While both nations are committed to a multi-polar world, Jaishankar said, there should be a recognition that a multi-polar Asia is one of its essential consequences.
“Obviously each state will have its interests, concerns and priorities, but sensitivity to them cannot be one-sided. At the end of the day relationships between major states are reciprocal in nature,” he said.
Jaishankar said as rising powers, each nation will have their own set of aspirations and their pursuit to it cannot be ignored.
He said peace and tranquillity in border areas is the basis for development of ties with China in other domains and if it is disturbed, “so inevitably is rest of the relationship”.
The external affairs minister said far from mitigating already existing differences, events of 2020 have actually put the relationship under “exceptional stress”
Any expectation that the situation at border can be brushed aside and life can carry on undisturbed is simply not realistic, he said.
He said if ties are to progress, policies must take into account the learnings of the last three decades.
Jaishankar also mentioned three ‘mutuals — mutual respect, mutual sensitivity and mutual interests’ as determining factors for the ties which, he said, came under ‘exceptional stress’ following last year’s events in eastern Ladakh as he referred to China’s massing of troops in the region
He said the advancement of ties in the last three decades was clearly predicated on ensuring that peace and tranquillity was not disturbed and that the LAC was both observed and respected by both sides.
“For this reason, it was explicitly agreed that the two countries would refrain from massing troops on their common border,” he said.

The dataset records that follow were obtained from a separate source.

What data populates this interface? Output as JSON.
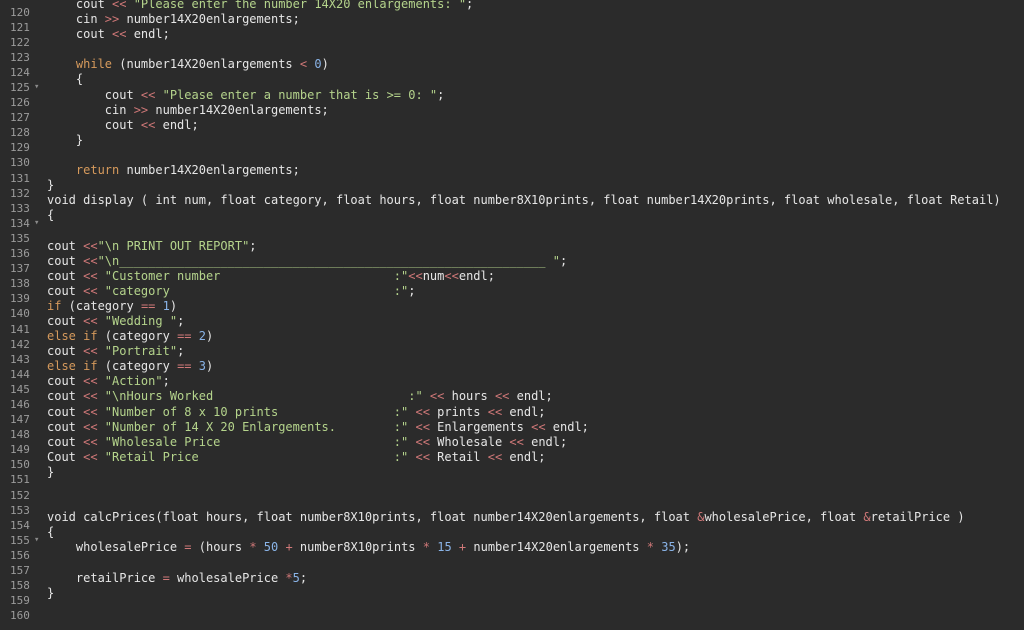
{
  "editor": {
    "lines": [
      {
        "n": "120",
        "fold": "",
        "tokens": [
          {
            "t": "    cout ",
            "c": "txt"
          },
          {
            "t": "<<",
            "c": "op"
          },
          {
            "t": " \"Please enter the number 14X20 enlargements: \"",
            "c": "str"
          },
          {
            "t": ";",
            "c": "txt"
          }
        ]
      },
      {
        "n": "121",
        "fold": "",
        "tokens": [
          {
            "t": "    cin ",
            "c": "txt"
          },
          {
            "t": ">>",
            "c": "op"
          },
          {
            "t": " number14X20enlargements;",
            "c": "txt"
          }
        ]
      },
      {
        "n": "122",
        "fold": "",
        "tokens": [
          {
            "t": "    cout ",
            "c": "txt"
          },
          {
            "t": "<<",
            "c": "op"
          },
          {
            "t": " endl;",
            "c": "txt"
          }
        ]
      },
      {
        "n": "123",
        "fold": "",
        "tokens": []
      },
      {
        "n": "124",
        "fold": "",
        "tokens": [
          {
            "t": "    while",
            "c": "kw"
          },
          {
            "t": " (number14X20enlargements ",
            "c": "txt"
          },
          {
            "t": "<",
            "c": "op"
          },
          {
            "t": " ",
            "c": "txt"
          },
          {
            "t": "0",
            "c": "num"
          },
          {
            "t": ")",
            "c": "txt"
          }
        ]
      },
      {
        "n": "125",
        "fold": "▾",
        "tokens": [
          {
            "t": "    {",
            "c": "txt"
          }
        ]
      },
      {
        "n": "126",
        "fold": "",
        "tokens": [
          {
            "t": "        cout ",
            "c": "txt"
          },
          {
            "t": "<<",
            "c": "op"
          },
          {
            "t": " \"Please enter a number that is >= 0: \"",
            "c": "str"
          },
          {
            "t": ";",
            "c": "txt"
          }
        ]
      },
      {
        "n": "127",
        "fold": "",
        "tokens": [
          {
            "t": "        cin ",
            "c": "txt"
          },
          {
            "t": ">>",
            "c": "op"
          },
          {
            "t": " number14X20enlargements;",
            "c": "txt"
          }
        ]
      },
      {
        "n": "128",
        "fold": "",
        "tokens": [
          {
            "t": "        cout ",
            "c": "txt"
          },
          {
            "t": "<<",
            "c": "op"
          },
          {
            "t": " endl;",
            "c": "txt"
          }
        ]
      },
      {
        "n": "129",
        "fold": "",
        "tokens": [
          {
            "t": "    }",
            "c": "txt"
          }
        ]
      },
      {
        "n": "130",
        "fold": "",
        "tokens": []
      },
      {
        "n": "131",
        "fold": "",
        "tokens": [
          {
            "t": "    return",
            "c": "kw"
          },
          {
            "t": " number14X20enlargements;",
            "c": "txt"
          }
        ]
      },
      {
        "n": "132",
        "fold": "",
        "tokens": [
          {
            "t": "}",
            "c": "txt"
          }
        ]
      },
      {
        "n": "133",
        "fold": "",
        "tokens": [
          {
            "t": "void display ( int num, float category, float hours, float number8X10prints, float number14X20prints, float wholesale, float Retail)",
            "c": "txt"
          }
        ]
      },
      {
        "n": "134",
        "fold": "▾",
        "tokens": [
          {
            "t": "{",
            "c": "txt"
          }
        ]
      },
      {
        "n": "135",
        "fold": "",
        "tokens": []
      },
      {
        "n": "136",
        "fold": "",
        "tokens": [
          {
            "t": "cout ",
            "c": "txt"
          },
          {
            "t": "<<",
            "c": "op"
          },
          {
            "t": "\"\\n PRINT OUT REPORT\"",
            "c": "str"
          },
          {
            "t": ";",
            "c": "txt"
          }
        ]
      },
      {
        "n": "137",
        "fold": "",
        "tokens": [
          {
            "t": "cout ",
            "c": "txt"
          },
          {
            "t": "<<",
            "c": "op"
          },
          {
            "t": "\"\\n___________________________________________________________ \"",
            "c": "str"
          },
          {
            "t": ";",
            "c": "txt"
          }
        ]
      },
      {
        "n": "138",
        "fold": "",
        "tokens": [
          {
            "t": "cout ",
            "c": "txt"
          },
          {
            "t": "<<",
            "c": "op"
          },
          {
            "t": " \"Customer number                        :\"",
            "c": "str"
          },
          {
            "t": "<<",
            "c": "op"
          },
          {
            "t": "num",
            "c": "txt"
          },
          {
            "t": "<<",
            "c": "op"
          },
          {
            "t": "endl;",
            "c": "txt"
          }
        ]
      },
      {
        "n": "139",
        "fold": "",
        "tokens": [
          {
            "t": "cout ",
            "c": "txt"
          },
          {
            "t": "<<",
            "c": "op"
          },
          {
            "t": " \"category                               :\"",
            "c": "str"
          },
          {
            "t": ";",
            "c": "txt"
          }
        ]
      },
      {
        "n": "140",
        "fold": "",
        "tokens": [
          {
            "t": "if",
            "c": "kw"
          },
          {
            "t": " (category ",
            "c": "txt"
          },
          {
            "t": "==",
            "c": "op"
          },
          {
            "t": " ",
            "c": "txt"
          },
          {
            "t": "1",
            "c": "num"
          },
          {
            "t": ")",
            "c": "txt"
          }
        ]
      },
      {
        "n": "141",
        "fold": "",
        "tokens": [
          {
            "t": "cout ",
            "c": "txt"
          },
          {
            "t": "<<",
            "c": "op"
          },
          {
            "t": " \"Wedding \"",
            "c": "str"
          },
          {
            "t": ";",
            "c": "txt"
          }
        ]
      },
      {
        "n": "142",
        "fold": "",
        "tokens": [
          {
            "t": "else if",
            "c": "kw"
          },
          {
            "t": " (category ",
            "c": "txt"
          },
          {
            "t": "==",
            "c": "op"
          },
          {
            "t": " ",
            "c": "txt"
          },
          {
            "t": "2",
            "c": "num"
          },
          {
            "t": ")",
            "c": "txt"
          }
        ]
      },
      {
        "n": "143",
        "fold": "",
        "tokens": [
          {
            "t": "cout ",
            "c": "txt"
          },
          {
            "t": "<<",
            "c": "op"
          },
          {
            "t": " \"Portrait\"",
            "c": "str"
          },
          {
            "t": ";",
            "c": "txt"
          }
        ]
      },
      {
        "n": "144",
        "fold": "",
        "tokens": [
          {
            "t": "else if",
            "c": "kw"
          },
          {
            "t": " (category ",
            "c": "txt"
          },
          {
            "t": "==",
            "c": "op"
          },
          {
            "t": " ",
            "c": "txt"
          },
          {
            "t": "3",
            "c": "num"
          },
          {
            "t": ")",
            "c": "txt"
          }
        ]
      },
      {
        "n": "145",
        "fold": "",
        "tokens": [
          {
            "t": "cout ",
            "c": "txt"
          },
          {
            "t": "<<",
            "c": "op"
          },
          {
            "t": " \"Action\"",
            "c": "str"
          },
          {
            "t": ";",
            "c": "txt"
          }
        ]
      },
      {
        "n": "146",
        "fold": "",
        "tokens": [
          {
            "t": "cout ",
            "c": "txt"
          },
          {
            "t": "<<",
            "c": "op"
          },
          {
            "t": " \"\\nHours Worked                           :\"",
            "c": "str"
          },
          {
            "t": " ",
            "c": "txt"
          },
          {
            "t": "<<",
            "c": "op"
          },
          {
            "t": " hours ",
            "c": "txt"
          },
          {
            "t": "<<",
            "c": "op"
          },
          {
            "t": " endl;",
            "c": "txt"
          }
        ]
      },
      {
        "n": "147",
        "fold": "",
        "tokens": [
          {
            "t": "cout ",
            "c": "txt"
          },
          {
            "t": "<<",
            "c": "op"
          },
          {
            "t": " \"Number of 8 x 10 prints                :\"",
            "c": "str"
          },
          {
            "t": " ",
            "c": "txt"
          },
          {
            "t": "<<",
            "c": "op"
          },
          {
            "t": " prints ",
            "c": "txt"
          },
          {
            "t": "<<",
            "c": "op"
          },
          {
            "t": " endl;",
            "c": "txt"
          }
        ]
      },
      {
        "n": "148",
        "fold": "",
        "tokens": [
          {
            "t": "cout ",
            "c": "txt"
          },
          {
            "t": "<<",
            "c": "op"
          },
          {
            "t": " \"Number of 14 X 20 Enlargements.        :\"",
            "c": "str"
          },
          {
            "t": " ",
            "c": "txt"
          },
          {
            "t": "<<",
            "c": "op"
          },
          {
            "t": " Enlargements ",
            "c": "txt"
          },
          {
            "t": "<<",
            "c": "op"
          },
          {
            "t": " endl;",
            "c": "txt"
          }
        ]
      },
      {
        "n": "149",
        "fold": "",
        "tokens": [
          {
            "t": "cout ",
            "c": "txt"
          },
          {
            "t": "<<",
            "c": "op"
          },
          {
            "t": " \"Wholesale Price                        :\"",
            "c": "str"
          },
          {
            "t": " ",
            "c": "txt"
          },
          {
            "t": "<<",
            "c": "op"
          },
          {
            "t": " Wholesale ",
            "c": "txt"
          },
          {
            "t": "<<",
            "c": "op"
          },
          {
            "t": " endl;",
            "c": "txt"
          }
        ]
      },
      {
        "n": "150",
        "fold": "",
        "tokens": [
          {
            "t": "Cout ",
            "c": "txt"
          },
          {
            "t": "<<",
            "c": "op"
          },
          {
            "t": " \"Retail Price                           :\"",
            "c": "str"
          },
          {
            "t": " ",
            "c": "txt"
          },
          {
            "t": "<<",
            "c": "op"
          },
          {
            "t": " Retail ",
            "c": "txt"
          },
          {
            "t": "<<",
            "c": "op"
          },
          {
            "t": " endl;",
            "c": "txt"
          }
        ]
      },
      {
        "n": "151",
        "fold": "",
        "tokens": [
          {
            "t": "}",
            "c": "txt"
          }
        ]
      },
      {
        "n": "152",
        "fold": "",
        "tokens": []
      },
      {
        "n": "153",
        "fold": "",
        "tokens": []
      },
      {
        "n": "154",
        "fold": "",
        "tokens": [
          {
            "t": "void calcPrices(float hours, float number8X10prints, float number14X20enlargements, float ",
            "c": "txt"
          },
          {
            "t": "&",
            "c": "op"
          },
          {
            "t": "wholesalePrice, float ",
            "c": "txt"
          },
          {
            "t": "&",
            "c": "op"
          },
          {
            "t": "retailPrice )",
            "c": "txt"
          }
        ]
      },
      {
        "n": "155",
        "fold": "▾",
        "tokens": [
          {
            "t": "{",
            "c": "txt"
          }
        ]
      },
      {
        "n": "156",
        "fold": "",
        "tokens": [
          {
            "t": "    wholesalePrice ",
            "c": "txt"
          },
          {
            "t": "=",
            "c": "op"
          },
          {
            "t": " (hours ",
            "c": "txt"
          },
          {
            "t": "*",
            "c": "op"
          },
          {
            "t": " ",
            "c": "txt"
          },
          {
            "t": "50",
            "c": "num"
          },
          {
            "t": " ",
            "c": "txt"
          },
          {
            "t": "+",
            "c": "op"
          },
          {
            "t": " number8X10prints ",
            "c": "txt"
          },
          {
            "t": "*",
            "c": "op"
          },
          {
            "t": " ",
            "c": "txt"
          },
          {
            "t": "15",
            "c": "num"
          },
          {
            "t": " ",
            "c": "txt"
          },
          {
            "t": "+",
            "c": "op"
          },
          {
            "t": " number14X20enlargements ",
            "c": "txt"
          },
          {
            "t": "*",
            "c": "op"
          },
          {
            "t": " ",
            "c": "txt"
          },
          {
            "t": "35",
            "c": "num"
          },
          {
            "t": ");",
            "c": "txt"
          }
        ]
      },
      {
        "n": "157",
        "fold": "",
        "tokens": []
      },
      {
        "n": "158",
        "fold": "",
        "tokens": [
          {
            "t": "    retailPrice ",
            "c": "txt"
          },
          {
            "t": "=",
            "c": "op"
          },
          {
            "t": " wholesalePrice ",
            "c": "txt"
          },
          {
            "t": "*",
            "c": "op"
          },
          {
            "t": "5",
            "c": "num"
          },
          {
            "t": ";",
            "c": "txt"
          }
        ]
      },
      {
        "n": "159",
        "fold": "",
        "tokens": [
          {
            "t": "}",
            "c": "txt"
          }
        ]
      },
      {
        "n": "160",
        "fold": "",
        "tokens": []
      }
    ]
  }
}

Jaishankar also talked about “events” of divergences before 2020 that reflected the “duality” of cooperation and competition while referring to the practice of stapled-visas, blocking at the UN the listing of Pakistani terrorists involved in attacks on India as well as Beijing’s opposition to New Delhi’s membership of the Nuclear Suppliers Group (NSG) and for a permanent seat in the UNSC, in trade, promises of market access did not match delivery. Even the border areas saw frictions on some occasions.
Points to Ponder
Chinese signatures are all over the Riots in various parts of India including Anti-CAA Protests, Farmers Protests, Attacks on offices of Apple and Serum India that is producing Vaccines against Chinese Virus. Anything that threatens Chinese interests, China funds the opposition parties in India and using sleeper cells of Pakistan carries out its nefarious designs. Will China give up funding for Anti-India activities?
Even if China can agree to 8 points mentioned by India’s External affairs minister, it is Chinese funding to Leftists/Liberals and Radicals and Anti-Indians that is the cause of concern for 1.3 Billion Indians. What will China do to address this?